The problem with software diversity

It's a new semester at school and OH GOD! I have to decide which word processor to use this Spring.

If you have been following my blogs on the subject (which you probably haven't, because I stopped publicly complaining about this topic last fall). I have a problem with word processors. I haven't found the one to call my own yet. I started with Abiword, but some bugs, like crashing when large image files are added, turned me off of it. Then I strayed to Mozilla Composer, which has no problem with images and makes beautiful tables, but won't print accurately worth a darn. It can also write some really ugly html code. Now I've gone to OpenOffice.org Writer, which looks good for the moment, but I'm still having some formatting problems with it that I have to sort out.
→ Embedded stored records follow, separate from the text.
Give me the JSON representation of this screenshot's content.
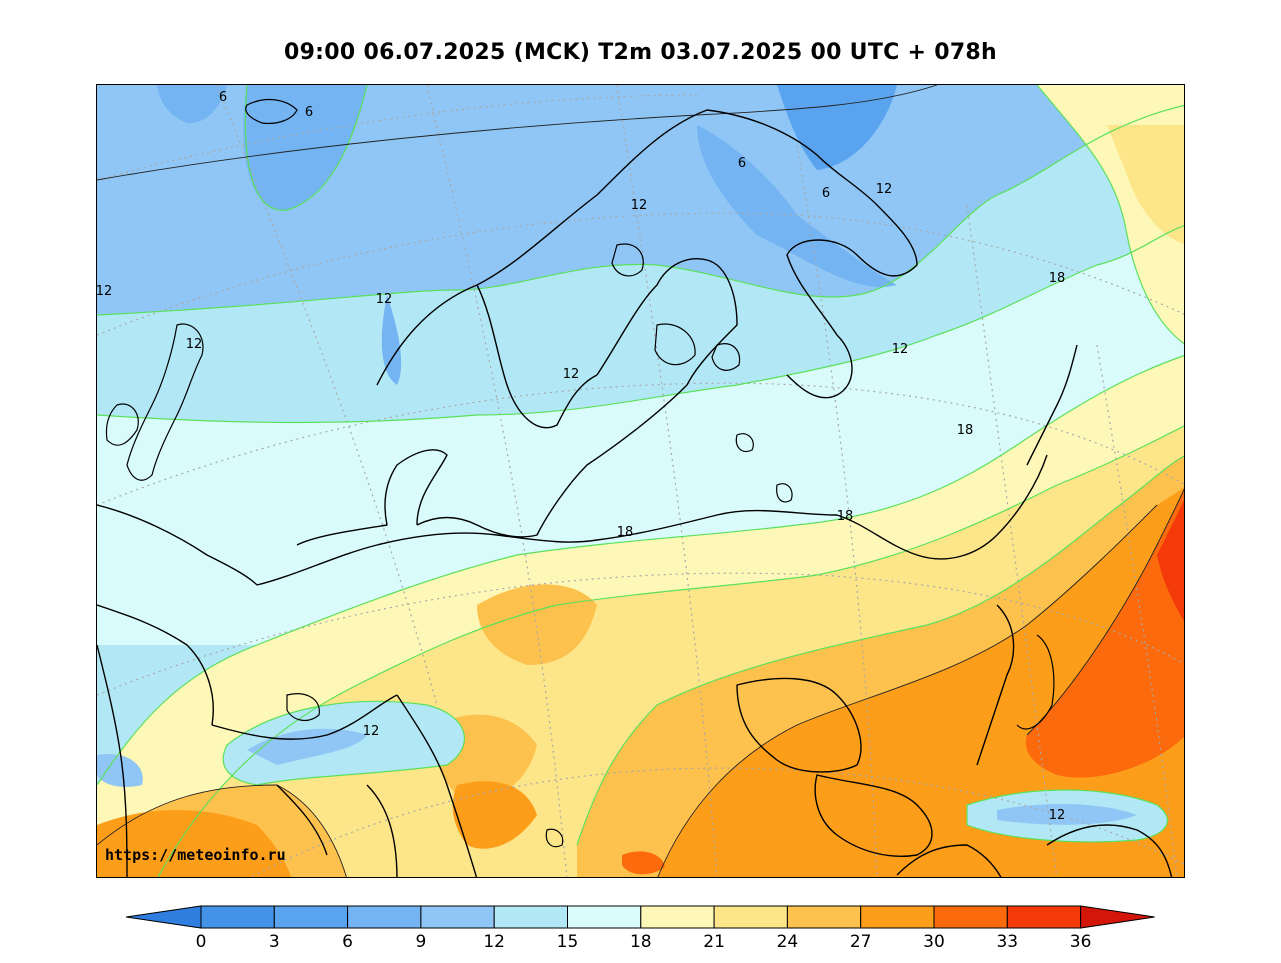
{
  "title": "09:00 06.07.2025 (MCK) T2m 03.07.2025 00 UTC + 078h",
  "watermark": "https://meteoinfo.ru",
  "colorbar": {
    "ticks": [
      "0",
      "3",
      "6",
      "9",
      "12",
      "15",
      "18",
      "21",
      "24",
      "27",
      "30",
      "33",
      "36"
    ],
    "colors": [
      "#4393e8",
      "#5aa3ee",
      "#74b4f2",
      "#8fc6f5",
      "#b2e8f6",
      "#d9fbfb",
      "#fef8b8",
      "#fde68a",
      "#fdc14d",
      "#fd9e1a",
      "#fb6a0c",
      "#f53a0a"
    ],
    "under_color": "#2f7ee0",
    "over_color": "#d4150a"
  },
  "isotherm_labels": [
    {
      "text": "6"
    },
    {
      "text": "6"
    },
    {
      "text": "6"
    },
    {
      "text": "6"
    },
    {
      "text": "12"
    },
    {
      "text": "12"
    },
    {
      "text": "12"
    },
    {
      "text": "12"
    },
    {
      "text": "12"
    },
    {
      "text": "12"
    },
    {
      "text": "12"
    },
    {
      "text": "12"
    },
    {
      "text": "12"
    },
    {
      "text": "18"
    },
    {
      "text": "18"
    },
    {
      "text": "18"
    },
    {
      "text": "18"
    }
  ]
}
Last semester was a mess. I had files in all three word processors, and I couldn't tell where anything was. I would search for a file in Abiword and it defaults to showing only Abiword files and I couldn't find the file that I knew I wrote. Then I'd remember that I wrote it in composer and it's an HTML file and the page breaks... what page breaks? Well, you get the idea.

So I resolved that this spring I would pick one wordprocessor and stick to it, but which one? I'm leaning toward Writer, but I can't give up on the tables in Composer or the print to pdf feature in Abiword. Sometimes free software leaves you with a diversity of riches, and a problem deciding which software to choose. But it's still good to have choices.

I think that I'll see which program can make a template for multiple choice test questions that prints properly without splitting the answers on different pages. If Writer can do that, then I can say I've finally found the wordprocessor for me. At least... I think so.